When the Lance Armstrong Foundation wanted a partner to design and deliver exercise programs and well-being initiatives for cancer survivors, it looked to the YMCA of the USA.
Specifically, it looked to the Bardmoor branch of the YMCA of the Suncoast in Largo.
Bardmoor YMCA is one of 10 YMCAs nationwide chosen to pilot the initiative, paving the way for a national program within the next six months.
"Our branch was one of the pioneers of the YMCA's Activate America program and that was a factor in our being chosen," said Bardmoor's executive director Mike Roberts.
The Activate America initiative is a nationwide effort aimed at engaging children, youth, adults and families in health programs that include spirit, mind and body.
Medical research shows moderate levels of appropriate physical activity can reduce fatigue, boost self-esteem, improve muscle strength and bolster physical endurance during and after cancer treatment.
Roberts said the plan is to create a place where cancer survivors can say, "I can go there and the Y will know what to do."
In addition to creating exercise programs, Roberts' staff received training to help them understand and be receptive to cancer survivors.
"Depending on the stage of treatment, some may come in without hair or may be fatigued after three or four minutes of exercise," Roberts explained.
"We also have a cancer survivor focus group helping us," Roberts said. "They give us advice about what would make it comfortable here for cancer survivors."
Sue MacDonald of Seminole and Lucien Poirier of Clearwater know the cycles of hope and despair associated with cancer.
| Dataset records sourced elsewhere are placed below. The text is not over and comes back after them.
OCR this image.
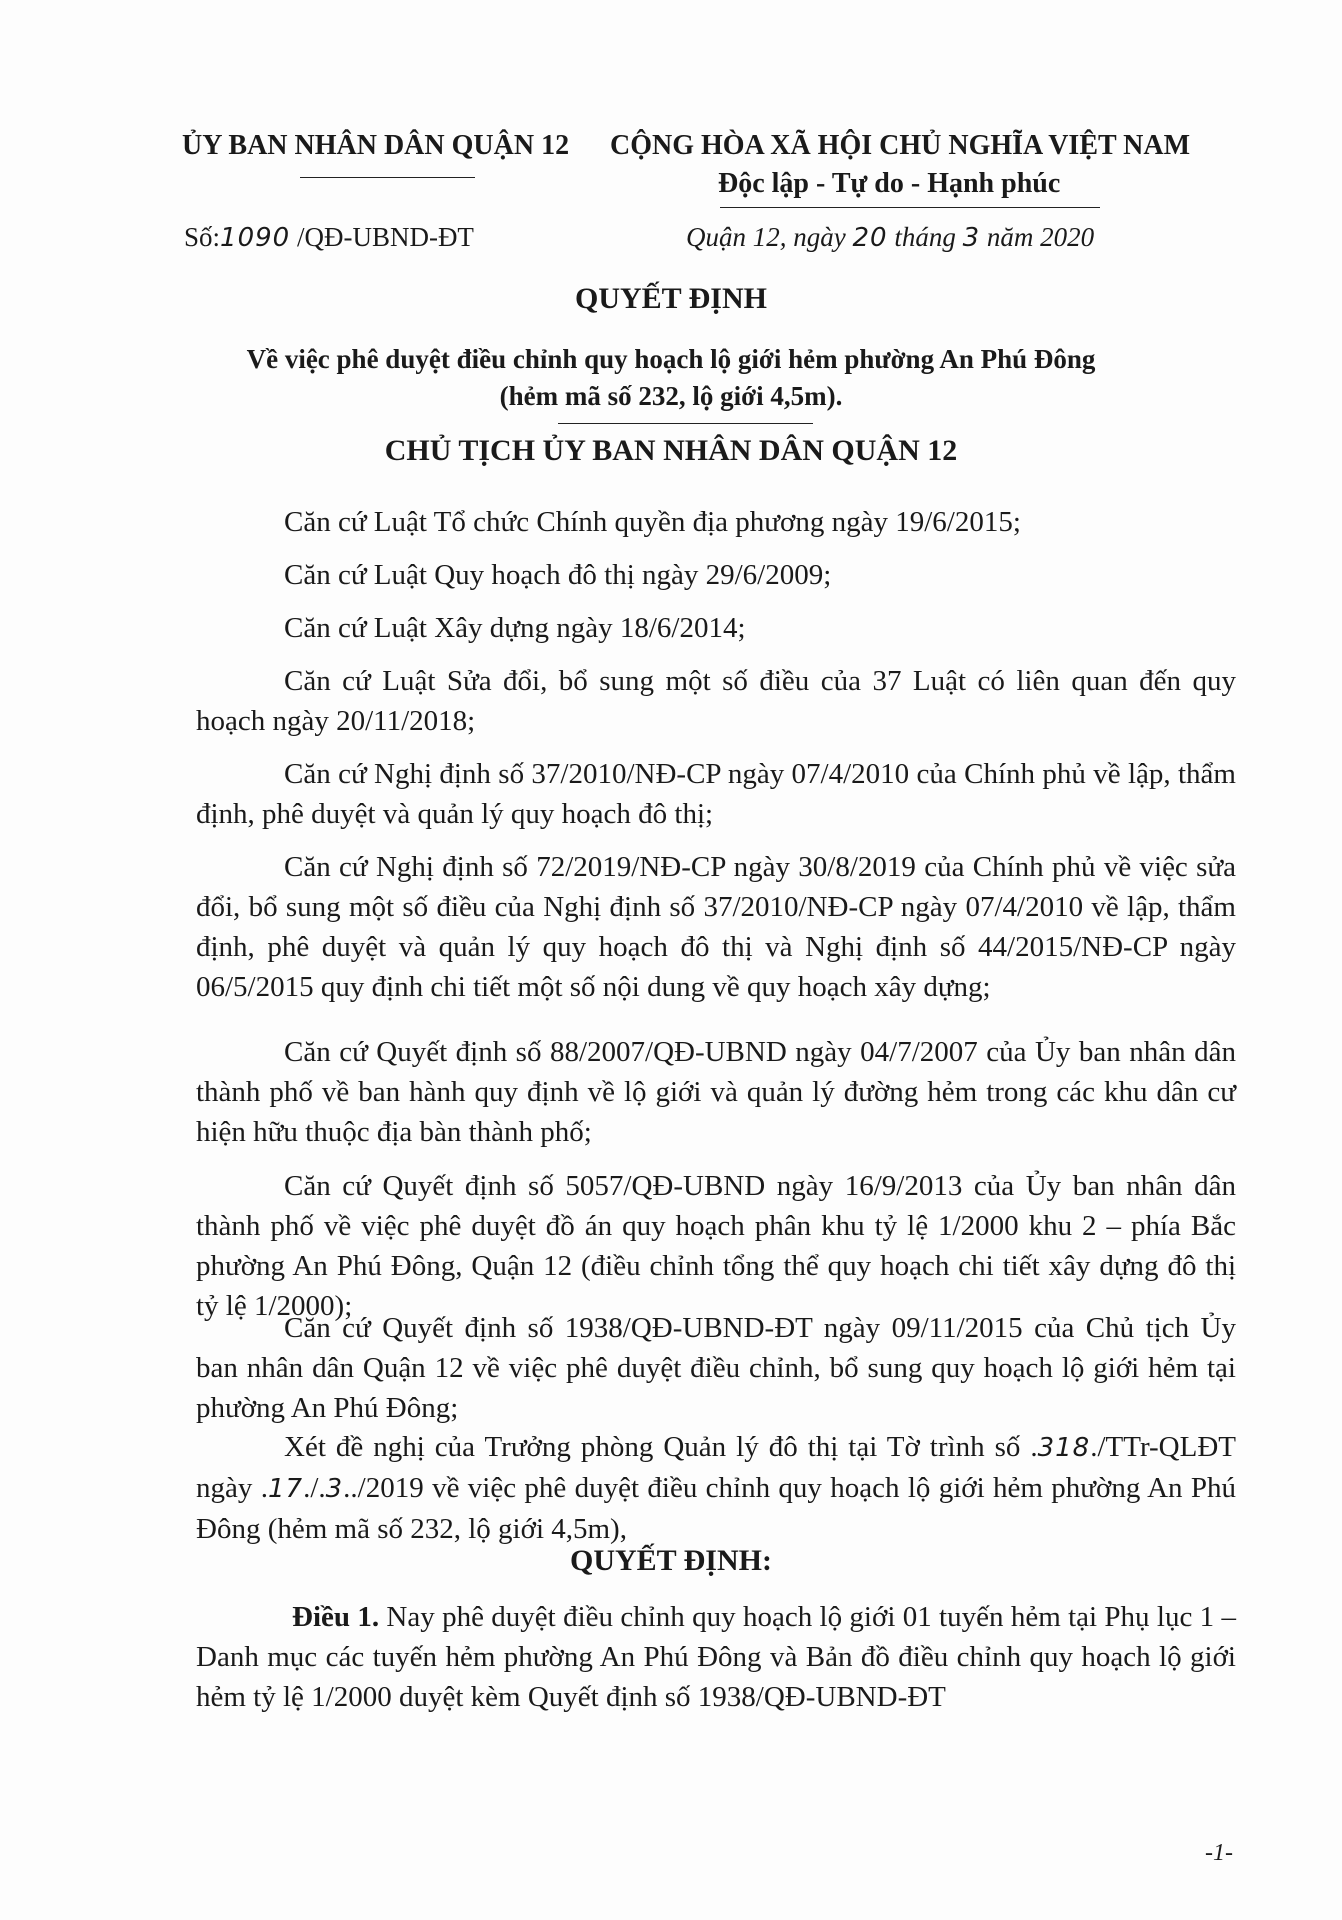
ỦY BAN NHÂN DÂN QUẬN 12 CỘNG HÒA XÃ HỘI CHỦ NGHĨA VIỆT NAM
Độc lập - Tự do - Hạnh phúc
Số:1090 /QĐ-UBND-ĐT	Quận 12, ngày 20 tháng 3 năm 2020
QUYẾT ĐỊNH
Về việc phê duyệt điều chỉnh quy hoạch lộ giới hẻm phường An Phú Đông
(hẻm mã số 232, lộ giới 4,5m).
CHỦ TỊCH ỦY BAN NHÂN DÂN QUẬN 12
Căn cứ Luật Tổ chức Chính quyền địa phương ngày 19/6/2015;
Căn cứ Luật Quy hoạch đô thị ngày 29/6/2009;
Căn cứ Luật Xây dựng ngày 18/6/2014;
Căn cứ Luật Sửa đổi, bổ sung một số điều của 37 Luật có liên quan đến quy hoạch ngày 20/11/2018;
Căn cứ Nghị định số 37/2010/NĐ-CP ngày 07/4/2010 của Chính phủ về lập, thẩm định, phê duyệt và quản lý quy hoạch đô thị;
Căn cứ Nghị định số 72/2019/NĐ-CP ngày 30/8/2019 của Chính phủ về việc sửa đổi, bổ sung một số điều của Nghị định số 37/2010/NĐ-CP ngày 07/4/2010 về lập, thẩm định, phê duyệt và quản lý quy hoạch đô thị và Nghị định số 44/2015/NĐ-CP ngày 06/5/2015 quy định chi tiết một số nội dung về quy hoạch xây dựng;
Căn cứ Quyết định số 88/2007/QĐ-UBND ngày 04/7/2007 của Ủy ban nhân dân thành phố về ban hành quy định về lộ giới và quản lý đường hẻm trong các khu dân cư hiện hữu thuộc địa bàn thành phố;
Căn cứ Quyết định số 5057/QĐ-UBND ngày 16/9/2013 của Ủy ban nhân dân thành phố về việc phê duyệt đồ án quy hoạch phân khu tỷ lệ 1/2000 khu 2 – phía Bắc phường An Phú Đông, Quận 12 (điều chỉnh tổng thể quy hoạch chi tiết xây dựng đô thị tỷ lệ 1/2000);
Căn cứ Quyết định số 1938/QĐ-UBND-ĐT ngày 09/11/2015 của Chủ tịch Ủy ban nhân dân Quận 12 về việc phê duyệt điều chỉnh, bổ sung quy hoạch lộ giới hẻm tại phường An Phú Đông;
Xét đề nghị của Trưởng phòng Quản lý đô thị tại Tờ trình số .318./TTr-QLĐT ngày .17./.3../2019 về việc phê duyệt điều chỉnh quy hoạch lộ giới hẻm phường An Phú Đông (hẻm mã số 232, lộ giới 4,5m),
QUYẾT ĐỊNH:
Điều 1. Nay phê duyệt điều chỉnh quy hoạch lộ giới 01 tuyến hẻm tại Phụ lục 1 – Danh mục các tuyến hẻm phường An Phú Đông và Bản đồ điều chỉnh quy hoạch lộ giới hẻm tỷ lệ 1/2000 duyệt kèm Quyết định số 1938/QĐ-UBND-ĐT
-1-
MacDonald has survived two bouts with breast cancer while Poirier survived esophageal cancer. Both believe exercising at the Bardmoor YMCA has been an integral part of their survival.
"The Y is convenient and has individualized programs," Poirier said. "The days I feel like coming here the least are the days I feel the best after exercising."
"I always feel good when I leave the Y, even when going through treatment," MacDonald said. … "It provided me with the sense that there was so much to live for and I needed to take care of myself. It kept me going."